A swift and competitive setting is forcing marketers to formulate tactics that can be promptly implemented to maximize sales or counteract rivals.
In late 2004, P&G announced a slew of price cuts on its major brands, causing a flutter in the FMCG landscape. HLL followed suit quickly; within a week, its entire price communication was up and running. The quick response was to the fact that any change in the equilibrium cant be left unaddressed. Its a much higher price to pay to regain market share than to protect it. The last changing equilibrium necessitates quick reaction, where the entire marketing mix product, packaging, pricing and even communication reacts in real-time. Be it price wars, opposing a new competitor or entering a new market, speed is the essence. And its not just the FMCG sector where quick reflexes are the order of the day.
Telecom, retailing, entertainment, all are witnessing rapid responses from key players. Marketers believe you can no longer draw up a plan well in advance for the year and relax. Its all about thinking on your feet and being prepared to counter any eventuality. Marketing is no longer about methodically plotting strategies and testing them over a period of time before a rollout. This is best represented by organized retail. Pricing on a day-to-day basis plays an important role to drive value in the minds of consumers in food retailing, Big Bazaar, for example, has an Offer of the Day or Offer of the Hour, based on footfalls, or even sales data available. The decision to have hourly or daily offers is at the judgment of the store manager. These judgments are based on what will sell better, and supported by sales data available on products or categories. Moreover, store managers also have targets which ought to be met, hence it is left to them to search for ways.

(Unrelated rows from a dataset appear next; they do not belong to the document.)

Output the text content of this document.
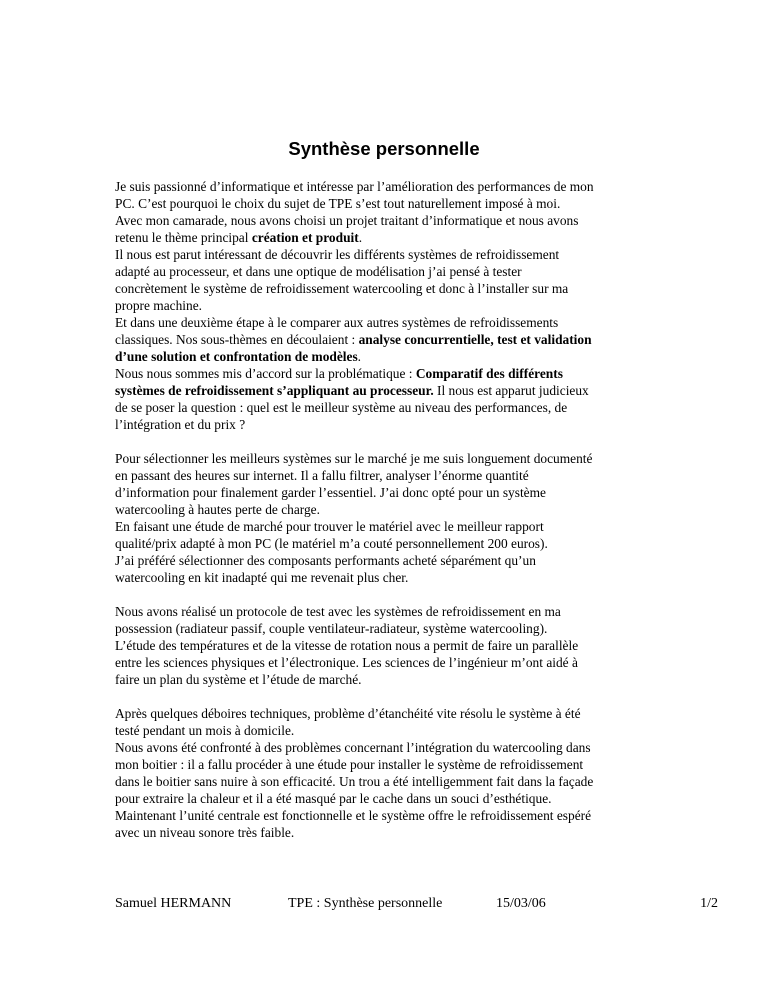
Synthèse personnelle
Je suis passionné d’informatique et intéresse par l’amélioration des performances de mon
PC. C’est pourquoi le choix du sujet de TPE s’est tout naturellement imposé à moi.
Avec mon camarade, nous avons choisi un projet traitant d’informatique et nous avons
retenu le thème principal création et produit.
Il nous est parut intéressant de découvrir les différents systèmes de refroidissement
adapté au processeur, et dans une optique de modélisation j’ai pensé à tester
concrètement le système de refroidissement watercooling et donc à l’installer sur ma
propre machine.
Et dans une deuxième étape à le comparer aux autres systèmes de refroidissements
classiques. Nos sous-thèmes en découlaient : analyse concurrentielle, test et validation
d’une solution et confrontation de modèles.
Nous nous sommes mis d’accord sur la problématique : Comparatif des différents
systèmes de refroidissement s’appliquant au processeur. Il nous est apparut judicieux
de se poser la question : quel est le meilleur système au niveau des performances, de
l’intégration et du prix ?
Pour sélectionner les meilleurs systèmes sur le marché je me suis longuement documenté
en passant des heures sur internet. Il a fallu filtrer, analyser l’énorme quantité
d’information pour finalement garder l’essentiel. J’ai donc opté pour un système
watercooling à hautes perte de charge.
En faisant une étude de marché pour trouver le matériel avec le meilleur rapport
qualité/prix adapté à mon PC (le matériel m’a couté personnellement 200 euros).
J’ai préféré sélectionner des composants performants acheté séparément qu’un
watercooling en kit inadapté qui me revenait plus cher.
Nous avons réalisé un protocole de test avec les systèmes de refroidissement en ma
possession (radiateur passif, couple ventilateur-radiateur, système watercooling).
L’étude des températures et de la vitesse de rotation nous a permit de faire un parallèle
entre les sciences physiques et l’électronique. Les sciences de l’ingénieur m’ont aidé à
faire un plan du système et l’étude de marché.
Après quelques déboires techniques, problème d’étanchéité vite résolu le système à été
testé pendant un mois à domicile.
Nous avons été confronté à des problèmes concernant l’intégration du watercooling dans
mon boitier : il a fallu procéder à une étude pour installer le système de refroidissement
dans le boitier sans nuire à son efficacité. Un trou a été intelligemment fait dans la façade
pour extraire la chaleur et il a été masqué par le cache dans un souci d’esthétique.
Maintenant l’unité centrale est fonctionnelle et le système offre le refroidissement espéré
avec un niveau sonore très faible.
Samuel HERMANN	TPE : Synthèse personnelle	15/03/06	1/2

For retail stores, the challenge lies in ensuring they maximize the returns per footfall. Heres where real-time marketing come into play, and the challenge is to capture a greater share of the wallet of the huge crowds flocking to stores. The critical differentiator in retail is having an ear to the ground, and as today it takes two to three weeks to kick-off promotions and marketing initiatives, lead times are poised to shrink even more. Even movie business in India is learning to ensure that things are done speedily and on schedule, as delays and slip-ups could cause huge revenue losses. The belief now is that what really matters is the marketing effort in the three weeks before the release of the movie. Given the need for speed, increasingly, companies are trying to change the way they approach the marketing game. In order to be able to react at the drop of a hat, a certain orientation is needed. Nothing is overnight. If one has to react, the company has to support everyone into it. And this alignment enables companies to adapt and respond faster
In the quest to set the marketing clock in real-time, technology is playing a crucial role. Peter Fader, professor of marketing, Wharton School of Business, says that companies become real-time when they are able to understand the data, which is coming in, and based on that, create systems to improve their existing operations adequately. Marketing is about understanding supply-chain management. And today, technology enables companies to access data faster and more accurately. The differentiating factor in entertainment is the aggressive use of technology, which drives everything from operation to finance. It enables us to understand what is the off-take in one multiplex, and therefore what needs to be done. It is the daily sales feed from the retail outlets that enable Pantaloon to keep track of sales, and direct respective marketing teams to take necessary action for a certain category or brand. The manufacturer-retailer relationship maybe a difficult one, but technology is used by both parties, and the resultant data accumulated, can be put to much better use if it is attach jointly.